The mapping of Bowtie will take a while with this much data (~20-30 min), but the pipeline provides output feedback at which stage it is and once it is finished. If the pipeline ran successfully, you should find a new folder in your run directory named 'NA19098_Local_1' and in there a folder named 'extracted_HLA_reads' in which you can find the fasta files with locus-specific reads for all HLA loci with mapping reads.

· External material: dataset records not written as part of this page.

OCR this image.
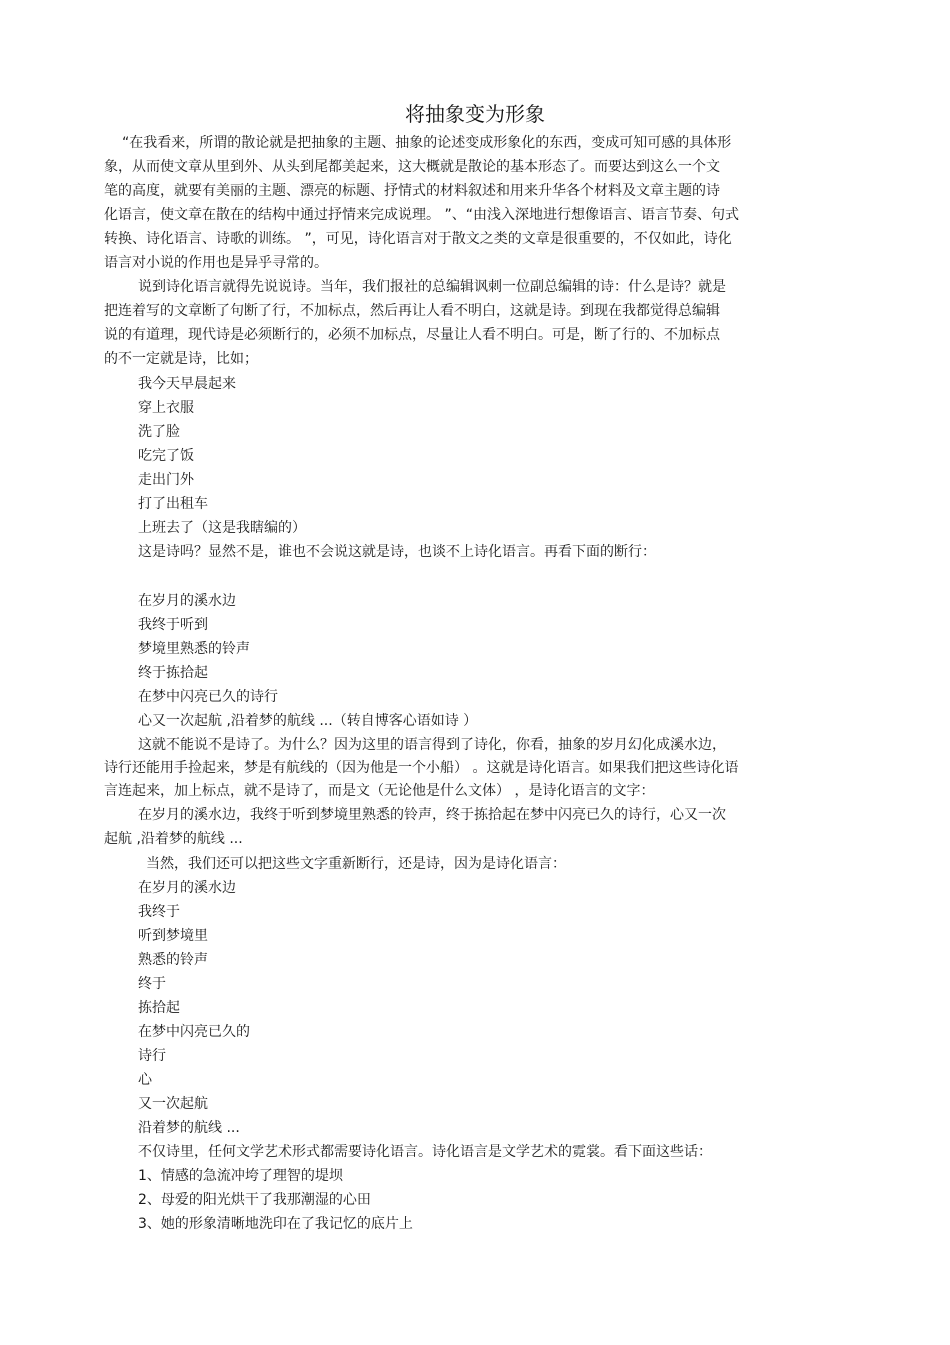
将抽象变为形象

“在我看来，所谓的散论就是把抽象的主题、抽象的论述变成形象化的东西，变成可知可感的具体形

象，从而使文章从里到外、从头到尾都美起来，这大概就是散论的基本形态了。而要达到这么一个文

笔的高度，就要有美丽的主题、漂亮的标题、抒情式的材料叙述和用来升华各个材料及文章主题的诗

化语言，使文章在散在的结构中通过抒情来完成说理。 ”、“由浅入深地进行想像语言、语言节奏、句式

转换、诗化语言、诗歌的训练。 ”，可见，诗化语言对于散文之类的文章是很重要的，不仅如此，诗化

语言对小说的作用也是异乎寻常的。

说到诗化语言就得先说说诗。当年，我们报社的总编辑讽刺一位副总编辑的诗：什么是诗？就是

把连着写的文章断了句断了行，不加标点，然后再让人看不明白，这就是诗。到现在我都觉得总编辑

说的有道理，现代诗是必须断行的，必须不加标点，尽量让人看不明白。可是，断了行的、不加标点

的不一定就是诗，比如；

我今天早晨起来

穿上衣服

洗了脸

吃完了饭

走出门外

打了出租车

上班去了（这是我瞎编的）

这是诗吗？显然不是，谁也不会说这就是诗，也谈不上诗化语言。再看下面的断行：

在岁月的溪水边

我终于听到

梦境里熟悉的铃声

终于拣拾起

在梦中闪亮已久的诗行

心又一次起航 ,沿着梦的航线 ...（转自博客心语如诗 ）

这就不能说不是诗了。为什么？因为这里的语言得到了诗化，你看，抽象的岁月幻化成溪水边，

诗行还能用手捡起来，梦是有航线的（因为他是一个小船） 。这就是诗化语言。如果我们把这些诗化语

言连起来，加上标点，就不是诗了，而是文（无论他是什么文体） ，是诗化语言的文字：

在岁月的溪水边，我终于听到梦境里熟悉的铃声，终于拣拾起在梦中闪亮已久的诗行，心又一次

起航 ,沿着梦的航线 ...

当然，我们还可以把这些文字重新断行，还是诗，因为是诗化语言：

在岁月的溪水边

我终于

听到梦境里

熟悉的铃声

终于

拣拾起

在梦中闪亮已久的

诗行

心

又一次起航

沿着梦的航线 ...

不仅诗里，任何文学艺术形式都需要诗化语言。诗化语言是文学艺术的霓裳。看下面这些话：

1、情感的急流冲垮了理智的堤坝

2、母爱的阳光烘干了我那潮湿的心田

3、她的形象清晰地洗印在了我记忆的底片上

These fasta files can then be used for allele callling in an alignment editor such as BioEdit (Hall 1999). You can compare your results with the HLA calls for this individual in Gourraud et al. 2014.


*Disclaimer:*
We have developed this pipeline to the best of our knowledge and are sharing it to further scientific advances. However, we are only humans and might have made mistakes in the code, even though we checked the code and performance of the pipeline carefully. We thus take no responsibility for any errors or false results this pipeline may generate. Please contact Tobias Lenz if you are unsure about using this pipeline!